District information
- Type: Public
- Grades: PreK–12
- NCES District ID: 2105820

Students and staff
- Students: 2,183
- Teachers: 128.0
- Staff: 208.0
- Student–teacher ratio: 17.05

Other information
- Website: www.webster.kyschools.us

= Webster County School District (Kentucky) =

School district in Kentucky, United States

Webster County School District is the school district serving Webster County, Kentucky. Its headquarters are in Dixon.
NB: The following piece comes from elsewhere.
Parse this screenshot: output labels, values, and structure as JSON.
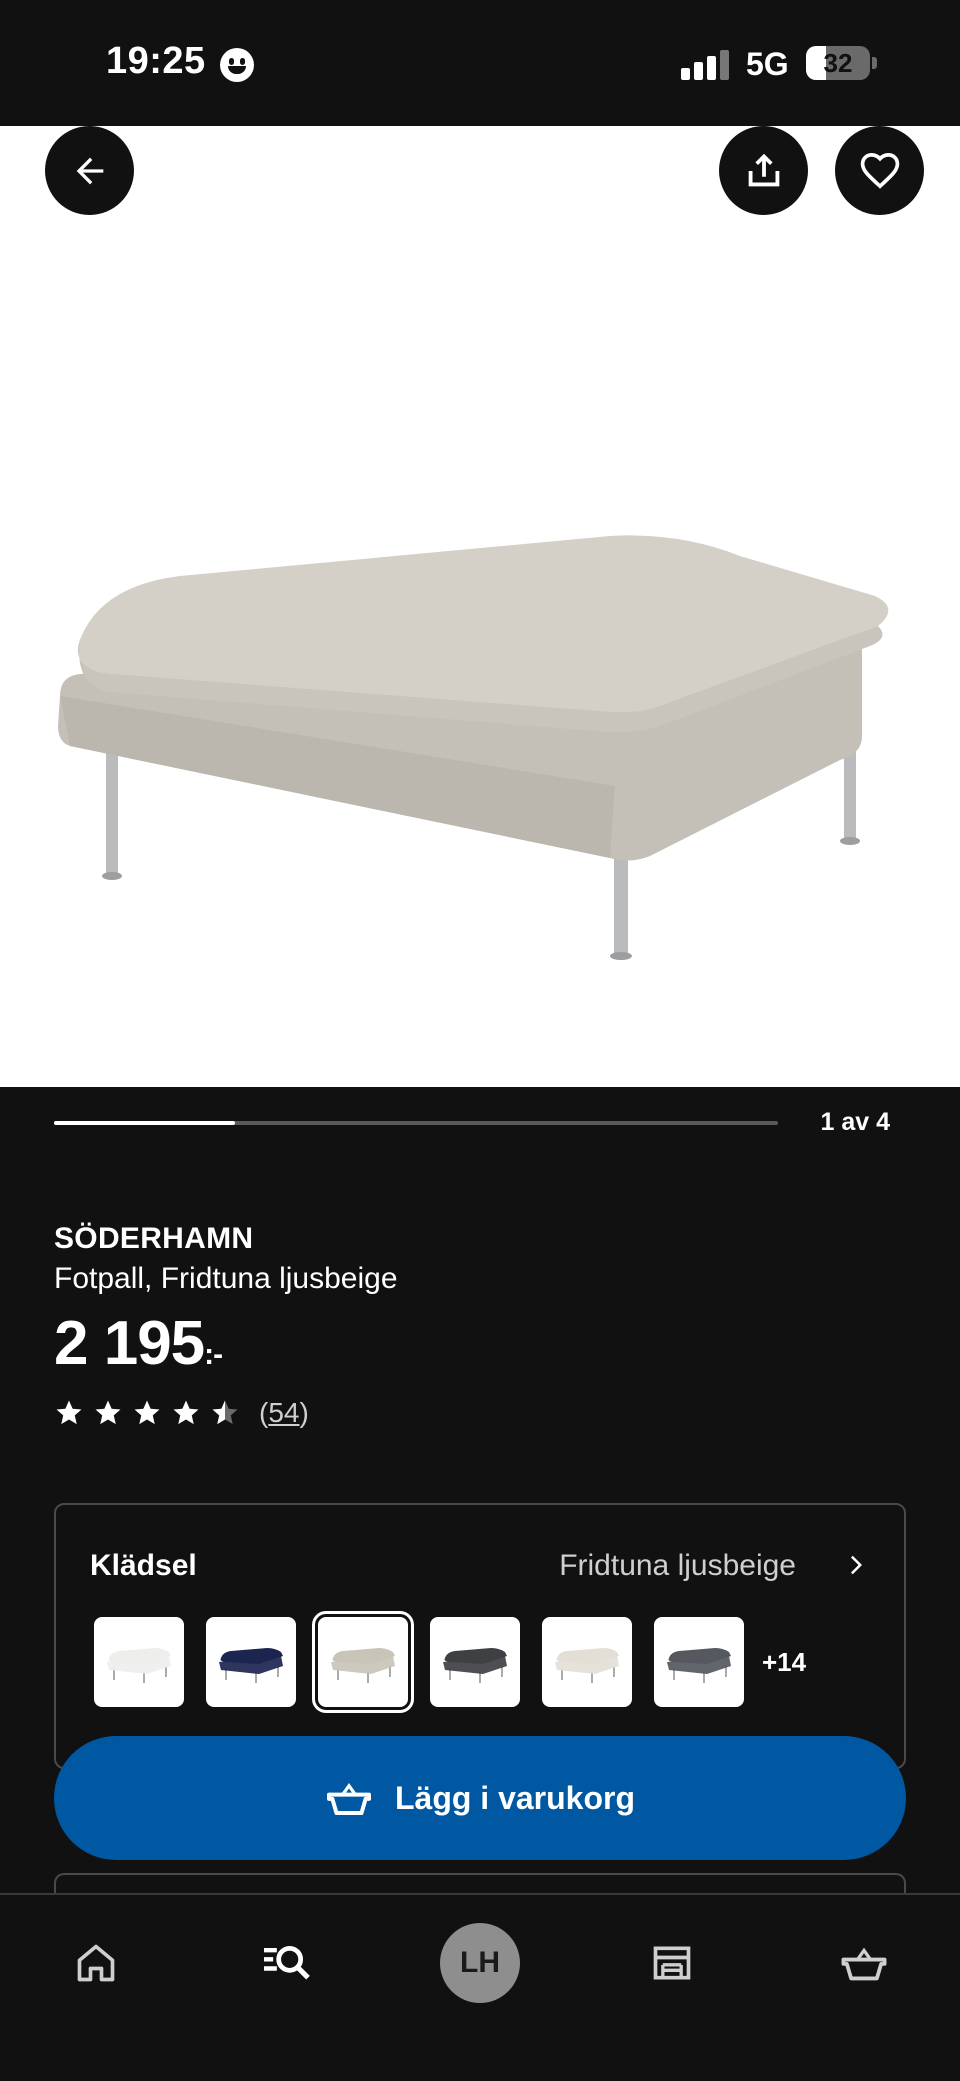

The Providence Independent Schools district was scheduled to merge into the Webster County district in July 2007. Providence school authorities approached the Webster County authorities and proposed a merger due to various problems in their district; the Webster district authorities agreed, even though they initially were not sure if their schools had enough space for extra students and had concerns about possible declines in academic performance and financial capabilities, because the Kentucky Department of Education funded the construction of new county school buildings.

==Schools==
Secondary:
- Webster County High School (Dixon)
- Webster County Middle School

Primary:
- Clay Elementary School (Clay)
- Dixon Elementary School (Dixon)
- Providence Elementary School (Providence)
- Sebree Elementary School (Sebree)

Other:
- Webster County Area Technology Center (ATC) (Dixon)
- Webster County Alternative Learning Center a.k.a. Webster County Academy (Dixon)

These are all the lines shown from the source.